Western Hunters Hoping For Snow
Unsettled weather has put a damper on consistent deer movement and visibility, leaving hunters out West hoping for a settled...
Unsettled weather has put a damper on consistent deer movement and visibility, leaving hunters out West hoping for a settled weather pattern or the emergence of cold snow. A tropical storm dropped record rainfall on Oregon and Washington several days ago and then washed across the Pacific Northwest into the Northern Rockies.
Wyoming’s Wind River got hit with several inches of snow last week that is now gone, but the variability in weather has kept big bucks in beds and in their secret haunts, as elsewhere in the West. Reports continue to come in about increased daytime movement, but it seems deer have been less predictably visible in reaction to the unsettled weather.
This awesome 4-point showed up on Wind River Whitetails game cameras a couple days ago, but owner Mike Reinhart says the real bruisers always show up on cameras once some nasty winter-type weather descends, usually a little later in fall. For now, deer have been in the thick cover of the river bottoms and have been moving less during unsettled weather.
A similar report comes in from Montana. Keith Miller of Montana Whitetails offers proof that Mother Nature can have a major impact on deer movement, even in the most premium and densely populated of Western whitetail habitat. While conditions have been temporarily tough in Big Sky Country, Miller looks forward to a new weather pattern that always gets deer moving: snow.
“Last week we started with a forecast of “Locally Damaging” high winds with gusts up to 70mph – not a good way to start off a fresh week. Despite the conditions, one hunter misjudged the distance on a nice 10 point. We’ll try to work through these horrid conditions the first few days and then hopefully get into more favorable hunting conditions by Tuesday.

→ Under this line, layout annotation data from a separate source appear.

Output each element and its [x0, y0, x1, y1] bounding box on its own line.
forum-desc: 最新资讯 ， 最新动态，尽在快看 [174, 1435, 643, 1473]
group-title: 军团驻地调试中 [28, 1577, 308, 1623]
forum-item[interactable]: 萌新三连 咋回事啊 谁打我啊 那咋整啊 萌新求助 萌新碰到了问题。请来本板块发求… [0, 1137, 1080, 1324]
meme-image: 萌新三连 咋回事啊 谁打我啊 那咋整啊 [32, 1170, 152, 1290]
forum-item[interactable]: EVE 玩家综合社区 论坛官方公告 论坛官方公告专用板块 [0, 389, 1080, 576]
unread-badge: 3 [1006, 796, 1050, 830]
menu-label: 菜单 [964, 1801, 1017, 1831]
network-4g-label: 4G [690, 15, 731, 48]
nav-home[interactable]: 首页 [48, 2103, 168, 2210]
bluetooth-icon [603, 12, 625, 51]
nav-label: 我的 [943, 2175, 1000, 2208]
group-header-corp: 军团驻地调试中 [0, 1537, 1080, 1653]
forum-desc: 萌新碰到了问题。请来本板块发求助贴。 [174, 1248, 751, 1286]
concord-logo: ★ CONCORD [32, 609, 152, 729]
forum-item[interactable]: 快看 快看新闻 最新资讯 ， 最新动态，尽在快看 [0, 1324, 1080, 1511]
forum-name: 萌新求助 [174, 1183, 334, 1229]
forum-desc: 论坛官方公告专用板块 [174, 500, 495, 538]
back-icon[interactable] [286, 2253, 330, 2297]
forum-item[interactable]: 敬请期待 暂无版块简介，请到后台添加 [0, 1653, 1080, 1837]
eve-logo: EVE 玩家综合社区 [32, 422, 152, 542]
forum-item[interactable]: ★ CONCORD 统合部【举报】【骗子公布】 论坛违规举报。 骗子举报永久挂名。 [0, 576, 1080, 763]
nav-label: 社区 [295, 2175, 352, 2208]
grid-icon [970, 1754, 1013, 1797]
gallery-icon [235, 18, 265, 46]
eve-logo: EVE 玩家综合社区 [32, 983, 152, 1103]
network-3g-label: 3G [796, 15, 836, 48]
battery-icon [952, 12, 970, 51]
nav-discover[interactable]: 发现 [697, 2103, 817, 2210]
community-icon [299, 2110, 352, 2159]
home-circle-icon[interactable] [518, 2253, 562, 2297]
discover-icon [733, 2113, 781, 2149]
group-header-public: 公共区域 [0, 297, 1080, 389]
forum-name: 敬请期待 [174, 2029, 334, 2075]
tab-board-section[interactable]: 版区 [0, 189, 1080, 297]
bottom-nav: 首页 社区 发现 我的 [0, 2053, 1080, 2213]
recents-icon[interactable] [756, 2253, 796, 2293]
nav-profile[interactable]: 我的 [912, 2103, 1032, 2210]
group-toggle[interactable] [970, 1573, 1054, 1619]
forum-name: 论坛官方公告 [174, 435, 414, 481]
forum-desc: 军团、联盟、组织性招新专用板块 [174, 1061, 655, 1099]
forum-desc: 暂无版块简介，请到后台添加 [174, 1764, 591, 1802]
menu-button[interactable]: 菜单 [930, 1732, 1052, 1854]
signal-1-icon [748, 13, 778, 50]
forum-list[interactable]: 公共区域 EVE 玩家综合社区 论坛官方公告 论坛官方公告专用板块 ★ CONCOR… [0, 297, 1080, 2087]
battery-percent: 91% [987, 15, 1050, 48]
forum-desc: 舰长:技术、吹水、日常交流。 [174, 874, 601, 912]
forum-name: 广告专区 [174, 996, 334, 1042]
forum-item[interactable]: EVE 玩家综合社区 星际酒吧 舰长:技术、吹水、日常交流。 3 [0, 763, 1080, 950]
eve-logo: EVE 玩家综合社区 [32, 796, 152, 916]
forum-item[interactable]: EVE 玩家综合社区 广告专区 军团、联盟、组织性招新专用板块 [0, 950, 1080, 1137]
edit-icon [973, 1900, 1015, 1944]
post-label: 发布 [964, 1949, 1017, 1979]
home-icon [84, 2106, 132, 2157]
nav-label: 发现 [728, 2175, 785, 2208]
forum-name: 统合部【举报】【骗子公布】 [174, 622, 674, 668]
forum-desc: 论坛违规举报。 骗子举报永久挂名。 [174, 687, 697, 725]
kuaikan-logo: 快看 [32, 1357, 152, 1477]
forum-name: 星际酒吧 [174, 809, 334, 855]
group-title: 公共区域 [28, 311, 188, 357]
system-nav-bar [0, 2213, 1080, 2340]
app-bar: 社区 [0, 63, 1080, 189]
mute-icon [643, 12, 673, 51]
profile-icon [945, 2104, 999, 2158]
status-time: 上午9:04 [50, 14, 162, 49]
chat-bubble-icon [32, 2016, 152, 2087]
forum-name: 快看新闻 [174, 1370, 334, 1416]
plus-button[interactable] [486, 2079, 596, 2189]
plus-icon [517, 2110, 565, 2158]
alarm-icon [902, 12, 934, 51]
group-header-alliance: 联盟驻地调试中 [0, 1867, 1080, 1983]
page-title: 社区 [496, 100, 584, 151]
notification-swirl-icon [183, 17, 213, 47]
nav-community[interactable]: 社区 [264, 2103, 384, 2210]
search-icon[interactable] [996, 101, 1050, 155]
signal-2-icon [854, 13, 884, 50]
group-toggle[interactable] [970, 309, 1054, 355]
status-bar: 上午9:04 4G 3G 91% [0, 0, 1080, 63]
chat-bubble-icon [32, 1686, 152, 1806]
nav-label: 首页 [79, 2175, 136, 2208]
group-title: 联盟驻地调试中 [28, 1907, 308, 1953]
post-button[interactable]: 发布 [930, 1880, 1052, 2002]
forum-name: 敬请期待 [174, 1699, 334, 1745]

It seems this year with all the food available from the late rains within the confines of security cover as well as the crazy weather and unfavorable winds, it takes a significant change in weather to get most of the deer to move normally. Here are a few patterns that have gotten deer on the move: cooler weather for a day, sustained normal West winds all day, periods between storms, and now a taste of winter. We have a snow front moving in, which should help from here on out. We have yet to have a hard frost, which will knock down the natural forage growing back in the river bottom and get more deer out to the alfalfa fields. Check back to see what happens once the snow starts flying! I hope we get snow, however, the weatherman has been wrong once before.
Some areas reported fewer deer sightings to start the week; however, every whitetail hunter this morning saw at least 20-60 deer. It’s the calm before the storm as we wait for some snow tomorrow, which should have the deer out feeding heavily this evening. These fronts moving in and out seem to be the difference between very little deer movement and lots of deer moving out from with the thick security cover. Once the conditions settle more on the fall/winter side of the coin we’ll see an increase in deer movement as normal.”